Viktor was on his feet before the decision felt like one.

He crossed the short distance around the table while the chair searched through papers and everyone else reviewed their agendas.

When he reached Josephine’s side, he didn’t touch her. He didn’t need to.

“Nygaard.” He extended his hand to the man, tone even. “Viktor Nygaard.”

The man released her hand immediately and took Viktor’s. His smile faded a degree as Viktor held the handshake a beat longer than necessary, just long enough to make the point. “Good to meet you. Didn’t realize you were with the committee.”

“I am now.” He let go, pulled one of the empty chairs beside Josephine close enough to sit, the legs scraping once against the floor. “Continue.”

She turned her head slowly toward him, expression composed, color rising under her skin. “Was that necessary?” Under her breath, eyes on the papers in front of her. “You could have introduced yourself from your side of the table.”

“I could have.” He set his agenda on the table beside hers, voice low enough for her alone. “I preferred this seat.”

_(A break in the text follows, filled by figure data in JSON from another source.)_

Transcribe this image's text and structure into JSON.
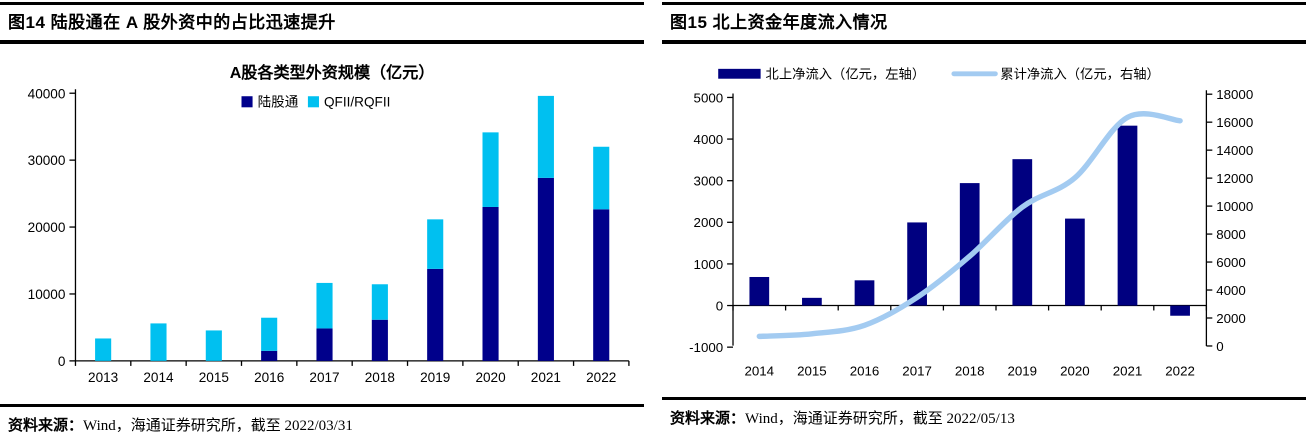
{
  "panels": [
    {
      "title": "图14 陆股通在 A 股外资中的占比迅速提升",
      "source_label": "资料来源：",
      "source_text": "Wind，海通证券研究所，截至 2022/03/31"
    },
    {
      "title": "图15 北上资金年度流入情况",
      "source_label": "资料来源：",
      "source_text": "Wind，海通证券研究所，截至 2022/05/13"
    }
  ],
  "colors": {
    "navy": "#00008B",
    "navy_dark": "#000080",
    "cyan": "#00C0F0",
    "light_blue": "#A3CBF1",
    "axis": "#000000",
    "text": "#000000"
  },
  "chart_data": [
    {
      "type": "bar",
      "stacked": true,
      "title": "A股各类型外资规模（亿元）",
      "categories": [
        "2013",
        "2014",
        "2015",
        "2016",
        "2017",
        "2018",
        "2019",
        "2020",
        "2021",
        "2022"
      ],
      "series": [
        {
          "name": "陆股通",
          "color": "#00008B",
          "values": [
            0,
            0,
            0,
            1500,
            4850,
            6150,
            13750,
            23000,
            27350,
            22650
          ]
        },
        {
          "name": "QFII/RQFII",
          "color": "#00C0F0",
          "values": [
            3350,
            5600,
            4550,
            4950,
            6800,
            5300,
            7400,
            11150,
            12250,
            9350
          ]
        }
      ],
      "ylim": [
        0,
        40000
      ],
      "yticks": [
        0,
        10000,
        20000,
        30000,
        40000
      ],
      "legend_position": "top",
      "grid": false
    },
    {
      "type": "bar+line",
      "categories": [
        "2014",
        "2015",
        "2016",
        "2017",
        "2018",
        "2019",
        "2020",
        "2021",
        "2022"
      ],
      "series": [
        {
          "name": "北上净流入（亿元，左轴）",
          "type": "bar",
          "axis": "left",
          "color": "#000080",
          "values": [
            686,
            185,
            606,
            1997,
            2942,
            3517,
            2089,
            4322,
            -245
          ]
        },
        {
          "name": "累计净流入（亿元，右轴）",
          "type": "line",
          "axis": "right",
          "color": "#A3CBF1",
          "values": [
            686,
            871,
            1477,
            3474,
            6417,
            9934,
            12023,
            16345,
            16100
          ]
        }
      ],
      "left_ylim": [
        -1000,
        5000
      ],
      "left_yticks": [
        -1000,
        0,
        1000,
        2000,
        3000,
        4000,
        5000
      ],
      "right_ylim": [
        0,
        18000
      ],
      "right_yticks": [
        0,
        2000,
        4000,
        6000,
        8000,
        10000,
        12000,
        14000,
        16000,
        18000
      ],
      "legend_position": "top",
      "grid": false
    }
  ]
}
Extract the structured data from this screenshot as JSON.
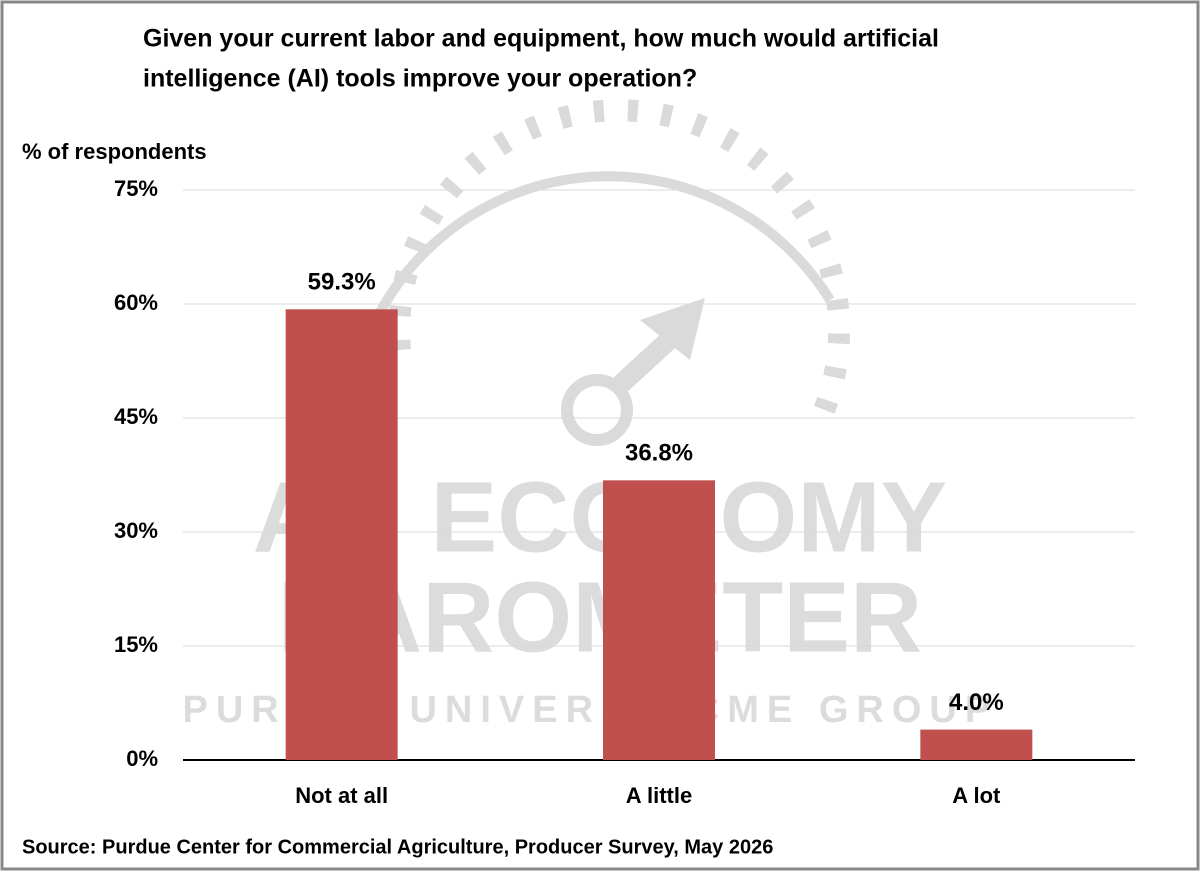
{
  "chart_data": {
    "type": "bar",
    "title": [
      "Given your current labor and equipment, how much would artificial",
      "intelligence (AI) tools improve your operation?"
    ],
    "y_label": "% of respondents",
    "categories": [
      "Not at all",
      "A little",
      "A lot"
    ],
    "values": [
      59.3,
      36.8,
      4.0
    ],
    "value_labels": [
      "59.3%",
      "36.8%",
      "4.0%"
    ],
    "color": "#c0504d",
    "ylim": [
      0,
      75
    ],
    "yticks": [
      {
        "value": 0,
        "label": "0%"
      },
      {
        "value": 15,
        "label": "15%"
      },
      {
        "value": 30,
        "label": "30%"
      },
      {
        "value": 45,
        "label": "45%"
      },
      {
        "value": 60,
        "label": "60%"
      },
      {
        "value": 75,
        "label": "75%"
      }
    ],
    "grid": true,
    "source": "Source: Purdue Center for Commercial Agriculture, Producer Survey, May 2026",
    "watermark": [
      "AG ECONOMY",
      "BAROMETER",
      "PURDUE UNIVERSITY",
      "CME GROUP"
    ]
  }
}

The man cleared his throat and turned his attention to the front of the room. He didn’t try to continue the conversation, and he didn’t look her way again — which Viktor found entirely acceptable. Josephine noticed that too; her fingers tightened briefly around her pen before she set it down.

“You’re not subtle,” she murmured, turning a page. Annoyed, but her breathing had changed. “I hope you know that.”

“I wasn’t trying to be.” He watched the chair resume the meeting, his knee close to hers under the table — not touching, but close enough that she had to feel it. “Subtle would have taken longer.”

She looked at him, tension sharpening into something bright and difficult. “And you’re always this efficient?”

“When something matters.” He didn’t smile. He let her have the answer plainly; dressing it up would have wasted both their time.

She looked away first, but didn’t move her chair.

The committee chair asked for volunteers to review vendor lists, and Josephine reached for one of the printed sheets with more force than it needed.

Viktor took a second copy from the same stack, his fingers brushing the edge of the paper near hers — brief, restrained contact, but her hand paused before she pulled it back.

The meeting carried on around them. Viktor gave short answers, made one practical suggestion, otherwise stayed quiet.

Josephine kept her eyes on the agenda, but the controlled stillness in her posture gave away exactly how aware of him she was.

The man beside her kept his attention on the front of the room and didn’t look her way again — Viktor made sure of that without having to try twice.